The opening of the party’s convention in St. Paul, Minnesota, in 2008 was delayed for the better part of a day in respect for the people of the Gulf Coast (remember, this is the party of then-President George W. Bush, famous for making a lonely Air Force One flyover of New Orleans in his first pass over the Hurricane Katrina-ravaged city.)
The party’s presidential nominee, Senator John McCain, warned then that it “just wouldn’t be appropriate” to have a party amid a natural disaster. (Gulf-Coast Republican governors, Charlie Crist of Florida and Bobby Jindal of Louisiana, also had business to attend to at home.)
The party is convening another convention Monday in Tampa, and cable news has breathlessly focused on the path of an Atlantic storm several days away, Isaac. This is likely to keep another Florida governor, Rick Scott, at work in Tallahassee when his party convenes in Tampa.
As five-day predictions for the path of Tropical Storm Isaac today push it westward into the Gulf, Scott declared that to be a “positive” move. (Tell that to New Orleans.)
Convention organizers “make their own decisions” about delays or cancellations, Scott said at a news conference today in Tallahassee. Republican officials in Tampa are moving “forward with our planning” for the convention’s start while keeping “in regular contact with the National Weather Service,” William Harris, convention president and CEO, said in a statement today. Scott and local officials “have assured us that they have the resources in place to respond to this storm should it make landfall, as our primary concern is with those in the potential path of the storm,.”
More than 50,000 people are expected to visit the Tampa Bay area as Republicans hold a four-day convention to nominate Mitt Romney as their presidential candidate, according to James Davis, a convention spokesman. The Tampa Bay Times Forum, site of the gathering, is in an evacuation zone once the storm reaches 96 miles per hour, a category 2 on the five-step Saffir-Simpson scale, according to the Hillsborough County Hurricane Guide.
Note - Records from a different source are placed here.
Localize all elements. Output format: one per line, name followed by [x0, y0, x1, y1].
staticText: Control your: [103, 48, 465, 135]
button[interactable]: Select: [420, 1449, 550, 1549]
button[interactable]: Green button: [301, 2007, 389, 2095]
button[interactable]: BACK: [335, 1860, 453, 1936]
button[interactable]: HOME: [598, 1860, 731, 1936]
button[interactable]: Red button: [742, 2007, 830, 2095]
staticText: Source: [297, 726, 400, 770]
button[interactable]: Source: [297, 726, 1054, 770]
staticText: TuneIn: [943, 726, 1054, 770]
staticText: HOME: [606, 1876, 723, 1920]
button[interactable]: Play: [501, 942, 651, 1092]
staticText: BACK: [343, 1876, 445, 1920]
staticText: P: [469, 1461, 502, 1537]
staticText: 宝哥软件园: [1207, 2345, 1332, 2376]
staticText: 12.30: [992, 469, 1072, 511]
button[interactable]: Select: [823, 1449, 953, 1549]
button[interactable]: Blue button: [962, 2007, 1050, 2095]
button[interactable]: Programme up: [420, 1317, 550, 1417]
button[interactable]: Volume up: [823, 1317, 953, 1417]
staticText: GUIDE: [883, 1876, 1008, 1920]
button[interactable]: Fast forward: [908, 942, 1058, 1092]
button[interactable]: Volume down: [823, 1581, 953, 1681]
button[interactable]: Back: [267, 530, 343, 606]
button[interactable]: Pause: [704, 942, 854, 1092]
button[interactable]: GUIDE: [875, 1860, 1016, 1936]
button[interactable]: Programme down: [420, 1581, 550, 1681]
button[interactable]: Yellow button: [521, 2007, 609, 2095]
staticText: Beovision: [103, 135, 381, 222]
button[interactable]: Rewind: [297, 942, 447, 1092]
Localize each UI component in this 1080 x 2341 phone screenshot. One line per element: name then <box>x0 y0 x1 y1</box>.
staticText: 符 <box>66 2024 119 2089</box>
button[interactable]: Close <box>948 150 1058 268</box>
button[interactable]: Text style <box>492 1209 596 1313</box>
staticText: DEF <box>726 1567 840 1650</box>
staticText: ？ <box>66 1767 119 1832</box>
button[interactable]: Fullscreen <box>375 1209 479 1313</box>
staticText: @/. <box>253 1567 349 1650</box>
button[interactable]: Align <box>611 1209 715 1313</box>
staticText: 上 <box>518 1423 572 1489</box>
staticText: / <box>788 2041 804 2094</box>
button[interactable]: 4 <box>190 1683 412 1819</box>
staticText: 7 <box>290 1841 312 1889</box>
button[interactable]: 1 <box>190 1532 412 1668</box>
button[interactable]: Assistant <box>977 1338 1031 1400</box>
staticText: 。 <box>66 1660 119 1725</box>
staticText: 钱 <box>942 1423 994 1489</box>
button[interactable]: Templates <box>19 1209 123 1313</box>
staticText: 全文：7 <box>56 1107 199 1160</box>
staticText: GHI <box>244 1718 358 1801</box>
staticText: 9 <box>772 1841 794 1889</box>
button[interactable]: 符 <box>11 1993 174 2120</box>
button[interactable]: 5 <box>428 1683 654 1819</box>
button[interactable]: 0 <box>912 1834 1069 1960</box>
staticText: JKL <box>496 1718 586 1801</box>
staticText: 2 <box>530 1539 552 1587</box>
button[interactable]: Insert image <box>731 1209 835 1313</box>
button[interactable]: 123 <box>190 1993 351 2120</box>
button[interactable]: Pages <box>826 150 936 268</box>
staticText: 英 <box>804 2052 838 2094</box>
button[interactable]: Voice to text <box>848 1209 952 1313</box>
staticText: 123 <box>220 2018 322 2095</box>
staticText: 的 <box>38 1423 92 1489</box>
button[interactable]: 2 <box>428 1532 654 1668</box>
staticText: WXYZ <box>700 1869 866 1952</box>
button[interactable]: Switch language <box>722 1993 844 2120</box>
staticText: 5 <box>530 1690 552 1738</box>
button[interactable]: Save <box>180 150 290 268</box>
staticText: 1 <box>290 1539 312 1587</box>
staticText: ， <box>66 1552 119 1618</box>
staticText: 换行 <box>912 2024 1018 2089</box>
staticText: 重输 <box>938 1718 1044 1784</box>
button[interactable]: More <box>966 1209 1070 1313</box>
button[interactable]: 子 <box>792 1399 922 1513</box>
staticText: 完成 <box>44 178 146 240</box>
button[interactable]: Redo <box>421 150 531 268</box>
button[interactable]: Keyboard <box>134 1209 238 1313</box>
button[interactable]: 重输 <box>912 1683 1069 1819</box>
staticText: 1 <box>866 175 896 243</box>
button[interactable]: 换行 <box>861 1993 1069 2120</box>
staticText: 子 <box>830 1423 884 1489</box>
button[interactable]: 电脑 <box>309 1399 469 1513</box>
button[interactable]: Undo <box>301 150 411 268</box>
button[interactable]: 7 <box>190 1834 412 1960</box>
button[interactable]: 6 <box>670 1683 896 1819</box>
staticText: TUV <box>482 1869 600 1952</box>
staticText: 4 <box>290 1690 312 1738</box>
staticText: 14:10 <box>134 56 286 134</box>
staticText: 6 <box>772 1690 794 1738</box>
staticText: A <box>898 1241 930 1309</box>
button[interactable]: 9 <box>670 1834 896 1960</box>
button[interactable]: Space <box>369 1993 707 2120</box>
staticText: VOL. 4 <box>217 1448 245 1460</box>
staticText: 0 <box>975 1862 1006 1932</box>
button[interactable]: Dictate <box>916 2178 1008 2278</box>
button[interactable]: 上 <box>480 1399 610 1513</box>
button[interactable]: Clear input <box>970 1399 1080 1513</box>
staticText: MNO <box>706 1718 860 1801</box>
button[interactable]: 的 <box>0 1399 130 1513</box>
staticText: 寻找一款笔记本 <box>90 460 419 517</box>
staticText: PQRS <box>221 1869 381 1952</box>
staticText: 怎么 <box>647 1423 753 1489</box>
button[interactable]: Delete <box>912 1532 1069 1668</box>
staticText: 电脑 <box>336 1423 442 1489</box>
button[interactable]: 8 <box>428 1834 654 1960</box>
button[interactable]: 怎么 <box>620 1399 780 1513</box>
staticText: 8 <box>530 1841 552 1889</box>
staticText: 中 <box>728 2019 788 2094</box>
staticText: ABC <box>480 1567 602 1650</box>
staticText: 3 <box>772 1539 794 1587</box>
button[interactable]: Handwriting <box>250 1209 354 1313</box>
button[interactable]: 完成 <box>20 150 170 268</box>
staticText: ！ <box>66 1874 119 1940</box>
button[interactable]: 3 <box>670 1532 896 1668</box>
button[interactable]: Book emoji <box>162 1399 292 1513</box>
Isaac is a mere tropical storm at this stage, with maximum sustained winds of 40 mph (it takes 74 to make a hurricane). And the National Hurricane Center has posted hurricane warnings for Haiti and the Dominican Republican, suggesting that Isaac could become a Category One storm by landfall there (74-95 mph).
Category One is not a lot to worry about (see the Saffir-Simpson Scale and its predictions of damage here). Should the storm continue veering west into the Gulf, the effect of its outer bands on Tampa should be lesser — we’re suggesting rain slickers for delegates here. Should it veer eastward again, well, we’ll have to see.
However, the Northern Gulf Coast could be in for some trouble mid-week if Isaac finds strength in the warm Gulf waters.
Gustav made landfall near Cocodrie, Louisiana, at 9:30 am CDT on Sept. 2, 2008, as a strong category Two (110 mph sustained winds) Gustav continued northwest, spreading hurricane force wind gusts across portions of Southeast and South Central Louisiana.
The 2008 convention went on.
Political Capital predicts the same for the convention of 2012.
Michael C. Bender in Tallahassee and Jim Rowley in Washington contributed to this report.